Unusual Chapel Hill, N.C.-Area Fraud Case Set for Trial
Knight Ridder Tribune Business News 12.8.2003
By Richard Stradling
Two Wilmington brothers will appear in court next week to face charges that they swindled $5 million from a wealthy Chapel Hill Amway dealer.
State officials say the affair could be the largest case of fraud against a single victim in state history.
The brothers, Robert and Daniel Burr, said they would invest the businessman's money in the foreign currencies market and promised returns of 10 percent a month, according to officials with the N.C.
Secretary of State's office. Instead, they are alleged to have spent the money on themselves.
The businessman, Billy B. Britt, made payments of $2 million and $3 million to the Burrs in July 2001, according to their arrest warrants. Britt and his wife, Peggy, are among the world's largest distributors of Amway products.
The case is unusual not only for its size, said Secretary of State Elaine Marshall, but because Robert Burr pleaded guilty to a similar scheme in Arizona less than three months before when he is alleged to have defrauded Britt.
According to the Securities and Exchange Commission, Robert Burr had taken part in a Ponzi scheme masterminded by Benjamin Franklin Cook of Phoenix. The scheme, which involved the sale of nonexistent bank securities, bilked about 300 investors out of more than $45 million, according to the SEC. Burr agreed to pay nearly $5 million to victims of the Arizona scheme. He awaits sentencing in that case.
Had Britt called the secretary of state's office to check on the Burrs, Marshall said, "We could have told him that this chap in particular had a criminal problem in another state." As it was, Britt contacted state officials this spring, launching the investigation that resulted in the Burrs' arrest.

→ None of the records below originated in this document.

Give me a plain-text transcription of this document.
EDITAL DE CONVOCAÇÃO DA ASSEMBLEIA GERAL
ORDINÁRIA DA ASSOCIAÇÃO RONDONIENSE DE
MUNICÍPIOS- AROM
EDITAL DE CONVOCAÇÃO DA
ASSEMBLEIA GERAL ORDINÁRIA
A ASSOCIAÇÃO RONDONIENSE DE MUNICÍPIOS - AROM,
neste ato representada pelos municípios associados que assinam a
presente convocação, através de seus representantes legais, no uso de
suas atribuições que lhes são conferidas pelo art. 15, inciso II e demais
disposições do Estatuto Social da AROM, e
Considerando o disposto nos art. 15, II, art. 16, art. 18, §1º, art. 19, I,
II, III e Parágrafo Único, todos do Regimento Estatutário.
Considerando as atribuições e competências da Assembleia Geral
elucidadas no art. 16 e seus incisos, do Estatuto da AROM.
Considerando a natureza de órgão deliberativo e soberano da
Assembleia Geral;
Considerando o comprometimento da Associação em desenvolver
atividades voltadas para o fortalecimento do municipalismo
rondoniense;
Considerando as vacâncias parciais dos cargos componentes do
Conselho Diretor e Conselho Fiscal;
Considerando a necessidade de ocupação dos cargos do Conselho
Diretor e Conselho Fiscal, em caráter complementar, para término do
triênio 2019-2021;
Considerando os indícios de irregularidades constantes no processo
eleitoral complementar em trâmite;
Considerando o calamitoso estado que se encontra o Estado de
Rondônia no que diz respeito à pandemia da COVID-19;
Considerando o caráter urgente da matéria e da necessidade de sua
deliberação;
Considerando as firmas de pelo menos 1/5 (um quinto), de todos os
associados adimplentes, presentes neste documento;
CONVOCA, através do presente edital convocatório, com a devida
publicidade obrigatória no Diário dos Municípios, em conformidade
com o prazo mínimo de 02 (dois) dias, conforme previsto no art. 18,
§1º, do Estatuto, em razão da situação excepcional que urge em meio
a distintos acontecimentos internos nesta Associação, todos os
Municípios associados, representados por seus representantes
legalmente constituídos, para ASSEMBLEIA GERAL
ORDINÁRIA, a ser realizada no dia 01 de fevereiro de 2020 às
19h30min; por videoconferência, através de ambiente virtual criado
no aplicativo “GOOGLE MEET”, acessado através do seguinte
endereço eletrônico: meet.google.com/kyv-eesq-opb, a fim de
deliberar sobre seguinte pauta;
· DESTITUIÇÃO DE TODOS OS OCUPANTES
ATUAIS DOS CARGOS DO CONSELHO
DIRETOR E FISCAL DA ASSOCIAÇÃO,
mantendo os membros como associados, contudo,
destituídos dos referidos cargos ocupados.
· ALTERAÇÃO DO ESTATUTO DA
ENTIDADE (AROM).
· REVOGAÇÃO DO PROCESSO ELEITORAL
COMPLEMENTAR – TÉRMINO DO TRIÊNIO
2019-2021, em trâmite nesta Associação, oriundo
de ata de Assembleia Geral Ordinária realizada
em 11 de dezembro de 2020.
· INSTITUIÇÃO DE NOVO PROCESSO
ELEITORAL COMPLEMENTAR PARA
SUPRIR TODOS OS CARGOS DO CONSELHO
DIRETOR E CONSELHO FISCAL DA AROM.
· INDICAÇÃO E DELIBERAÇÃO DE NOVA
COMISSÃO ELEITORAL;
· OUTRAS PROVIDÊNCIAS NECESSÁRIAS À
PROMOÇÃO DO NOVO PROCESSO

Britt was not available for comment Monday. Amway Corp. , a Michigan-based direct-marketing firm, features the Britts on its Web site.
Robert Henry Burr, 40, and Daniel David Burr, 54, face two counts each of obtaining property by false pretense. Robert Burr faces an additional six counts of securities fraud for failing to disclose to Britt his problems with the law. All the charges are felonies.
The two Burrs were charged in Wake County because they conducted business with Britt in Raleigh. They are scheduled to appear in Wake County Superior Court next week.
The brothers have been held in the Wake County jail since their arrest in Wilmington on June 25. Robert Burr is being held under an $8 million secured bond, while Daniel was placed under a $2 million secured bond.
Marshall said the bails are high because the Burrs "are extreme flight risks."
At the time of the arrests, federal officials seized homes, cars and other property that the Burrs had acquired, some under the names of family members or associates. The property will be used to pay restitution in the Arizona and North Carolina cases, Marshall said.
The SEC, through an agent appointed by a federal court in Texas, earlier seized a home and other assets from Robert Burr to partly pay back the investors in the Arizona case. In June, the judge expanded the agent's powers to seize property in North Carolina.
After his arrest, Robert Burr claimed to be indigent and was given a court-appointed attorney. The attorney, Peter Wood of Raleigh, would not say how his client would answer the charges when he appears in court. Wood said he did not know whether Daniel Burr had an attorney.